Asian daughter consoling worried mother, single mother with daughter touching shoulder sitting on sofa.

The intersection of home health and behavioral health is driving Massachusetts-based Innovive Health west. The 23-year-old data-driven home care firm that delivers complex behavioral health services to vulnerable patients is expanding to Colorado.

The company announced Tuesday it has opened an office in Colorado Springs and has already begun caring for complex patients in their homes. Innovive Health founder and CEO Joseph McDonough told McKnight’s Home Care Daily Pulse the move to Colorado was an obvious decision due to the company’s strong focus on helping Medicaid beneficiaries.

“Colorado has a Medicaid system that supports our services,” McDonough explained. “They also have an extremely high need for access due to some barriers to access to care and there is a huge need.”

Innovive partners with medical groups, hospitals, home health firms and other agencies to provide in-home behavioral care to complex patients. It currently makes visits to approximately 20,000 patients a week in Massachusetts. Those patients suffer from severe mental illness, such as schizophrenia, and also have a number of comorbidities. McDonough estimated those patients could end up in a hospital or emergency room up to 15 times a year without Innovive’s services. 

“A year’s worth of our services cost about $25,000 a year and that is seeing a patient daily,” McDonough added. “One hospitalization on average according to the Kaiser Family Foundation is about $38,000. If we stop a hospitalization, we’re already paying for our services for the year. We believe we can save the state of Colorado up to $200,000 a year per patient.”

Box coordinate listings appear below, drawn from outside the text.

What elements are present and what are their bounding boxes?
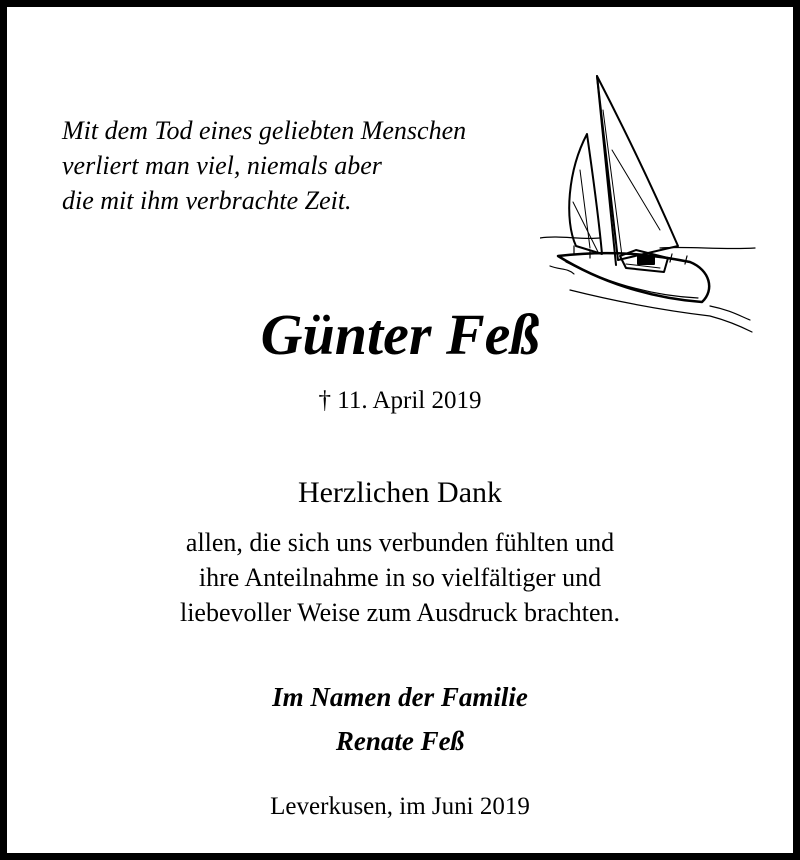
thanks-heading: Herzlichen Dank (297, 476, 503, 509)
memorial-quote (62, 113, 562, 218)
signature-name: Renate Feß (335, 726, 465, 756)
quote-line: verliert man viel, niemals aber (62, 151, 382, 180)
quote-line: Mit dem Tod eines geliebten Menschen (62, 116, 467, 145)
thanks-line: ihre Anteilnahme in so vielfältiger und (198, 563, 602, 592)
family-signature (0, 675, 800, 763)
thanks-line: liebevoller Weise zum Ausdruck brachten. (179, 598, 620, 627)
thanks-line: allen, die sich uns verbunden fühlten und (185, 528, 615, 557)
thanks-text (0, 525, 800, 630)
quote-line: die mit ihm verbrachte Zeit. (62, 186, 352, 215)
place-and-date: Leverkusen, im Juni 2019 (270, 793, 530, 820)
death-date: † 11. April 2019 (318, 387, 482, 414)
signature-line: Im Namen der Familie (272, 682, 528, 712)
deceased-name: Günter Feß (260, 302, 540, 367)
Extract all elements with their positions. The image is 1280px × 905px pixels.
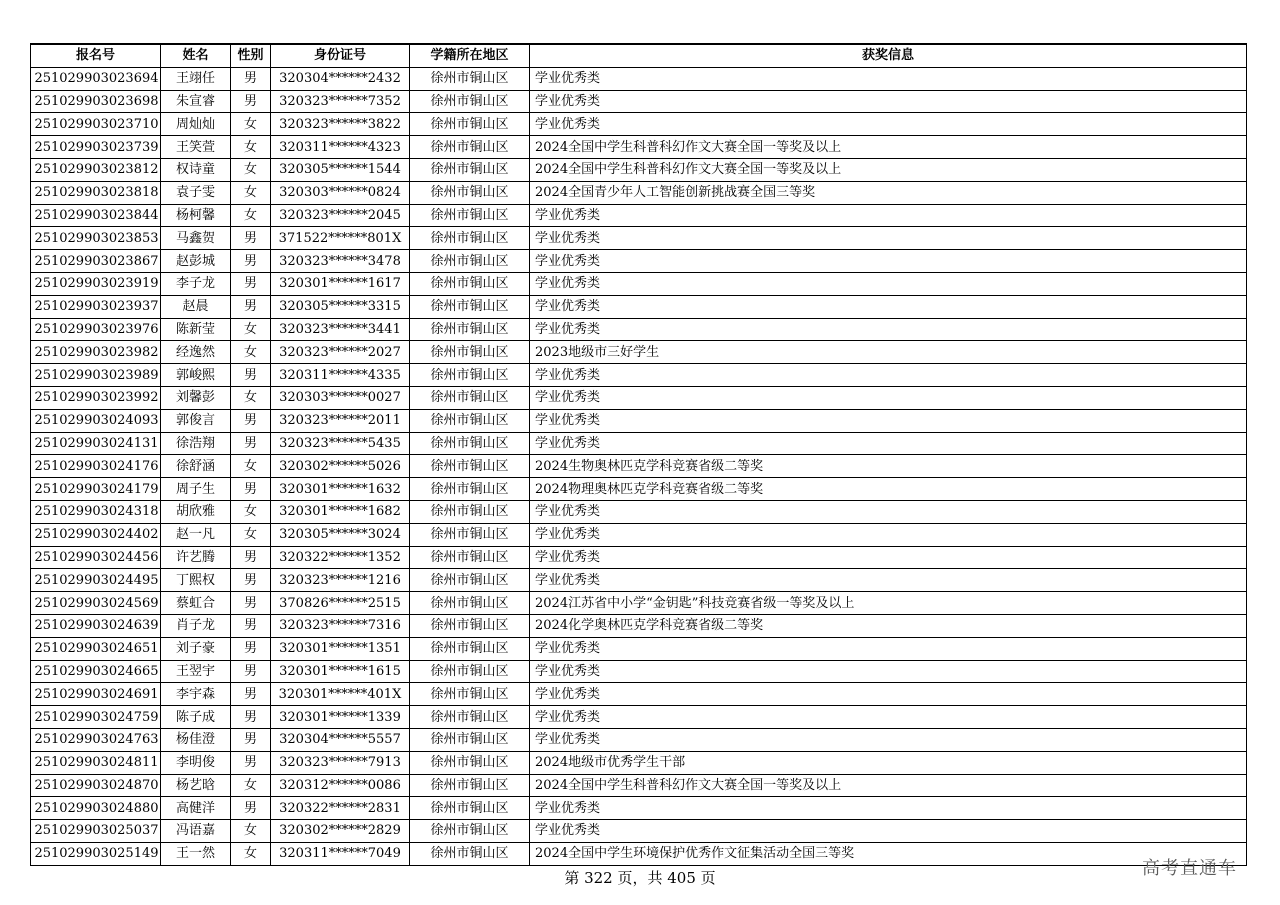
cell-gender: 男 xyxy=(231,478,271,501)
cell-school-region: 徐州市铜山区 xyxy=(410,592,530,615)
cell-award-info: 学业优秀类 xyxy=(530,546,1247,569)
table-row xyxy=(31,478,1247,501)
table-row xyxy=(31,546,1247,569)
cell-award-info: 学业优秀类 xyxy=(530,728,1247,751)
cell-award-info: 学业优秀类 xyxy=(530,67,1247,90)
cell-registration-number: 251029903023818 xyxy=(31,181,161,204)
cell-gender: 男 xyxy=(231,728,271,751)
table-row xyxy=(31,136,1247,159)
cell-registration-number: 251029903024402 xyxy=(31,523,161,546)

Behavioral health, in general, is becoming a growing part of the U.S. healthcare system. Currently valued at just under $80 billion, the sector is expected to increase to more than $105 billion by the end of the decade. Home health firm Bayada recently made a move into behavioral health with the opening of a center-based behavioral support and treatment program in New Jersey for adults and children with autism and other intellectual disabilities. 

Business consulting firm Deloitte estimates 1 in 4 people will experience a behavioral illness sometime in their lives. However, access to care continues to be a challenge for many. Deloitte says barriers to behavioral healthcare include inaccessible care, siloed healthcare, gaps in clinical knowledge and continued social stigmas.

But an accompanying challenge has emerged in recent years: a shortage of behavioral health workers. A survey released Wednesday by the National Council for Mental Wellbeing uncovered serious concerns about access to behavioral health services due to a shortage of clinicians due to burnout.

Nicholas D’Addabbo, Innovive Health’s vice president of strategy, admitted to McKnight’s Home Care Daily Pulse the workforce challenge is a problem that must be addressed by state and national leaders.

“There is a shortage because they are some of the lowest paid licensed clinicians that we have in the United States, so I think from a policy perspective we need to look at that,” D’Addabbo said.